Ahora La forma del agua se mete de lleno en la preocupación de mucho cine norteamericano del último par de décadas, aquel que toma momentos de la llamada Guerra Fría, que tuvo en vilo al mundo durante los 60 porque tanto el gobierno de Estados Unidos como el de Rusia tenían el botón atómico a su alcance. Pero lo hace desde un inocultable estilo clase B, sin el blanco y negro, claro, pero desde una fotografía donde priman abigarrados colores, un signo con el que el cine suele identificar esa época, retorcida y recalcitrante y amenazada por revoluciones. La historia del film es mínima y es fundamentalmente una historia de amor. Pero de un amor singular y contracorriente, común casi a todos los otros relatos del mexicano, que lleva hasta las últimas consecuencias en un estilizado peregrinar de afectos y violencias instalándose en el fantástico con absoluta naturalidad. A diferencia de otras invenciones, esta vez su criatura está calcada de El monstruo de la Laguna Negra, el film de Jack Arnold de 1954, una especie de anfibio con forma humana que, como se verá, cuenta con una sensibilidad que la mayoría de las personas que pululan a su alrededor no cuentan. Ese rasgo de la criatura prenderá en una muchacha muda que trabaja en un edificio del gobierno en Baltimore donde se buscan armas sofisticadas para aventajar a los rusos en el dominio del mundo. Allí llega prisionera la criatura en manos de un odioso agente de algún servicio secreto y nomás verla, la chica entrará en un sortilegio que se profundizará conforme avance su amor hacia el “monstruo” –de ellos hablan las películas de Del Toro– hasta arrasar con cualquier platonismo y entrar de lleno en el contacto sexual. En este último punto se encuentra el mayor hallazgo del realizador, en franquear aquellos límites que cualquier decoro o extrañeza señale para experimentar justamente desde el deseo en el terreno que más posibilidades ofrece: el fantástico.

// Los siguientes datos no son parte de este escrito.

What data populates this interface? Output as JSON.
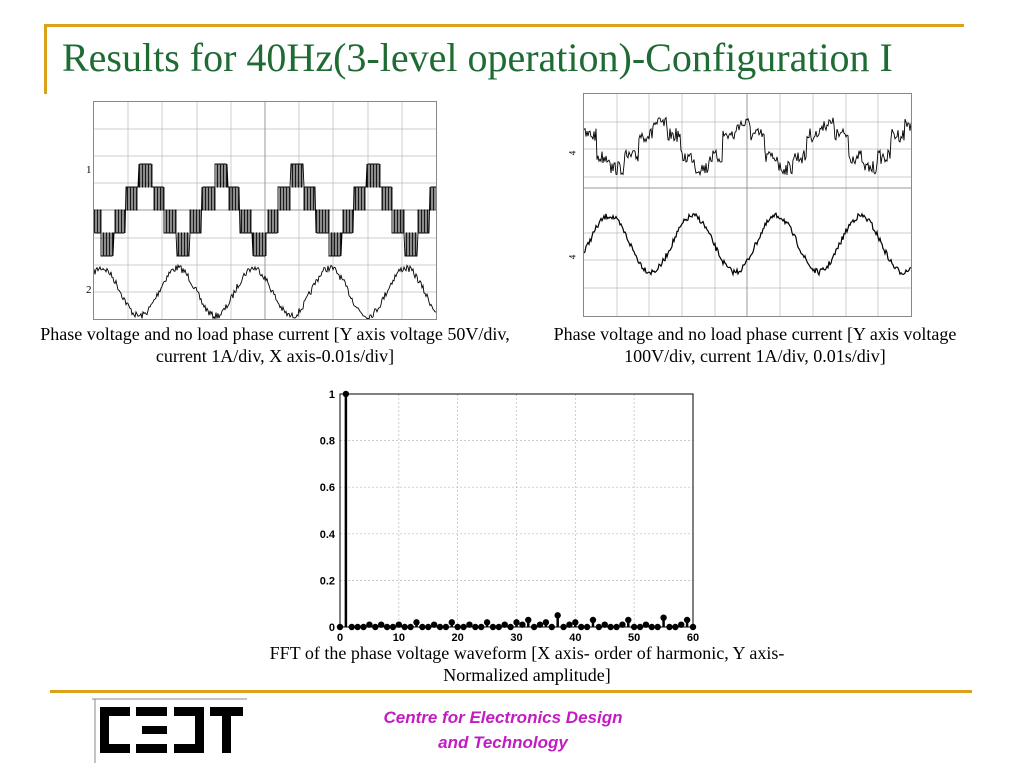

La joven muda, que se masturba cada mañana en la bañera donde sobrevivirá su amado y tiene como amigos a un artista gráfico veterano y desempleado y a una mujer negra que la apaña ante cualquier discriminación en su trabajo –dos personajes en banda que contribuirán en el desenlace del idilio–, consumará su encuentro físico con la criatura del modo más imaginativo: en la que será la secuencia más sublime del film, ella abrirá las canillas de la bañera –donde yace la criatura rescatada– y del lavabo del baño, e inundará el espacio para amarse sumergidos.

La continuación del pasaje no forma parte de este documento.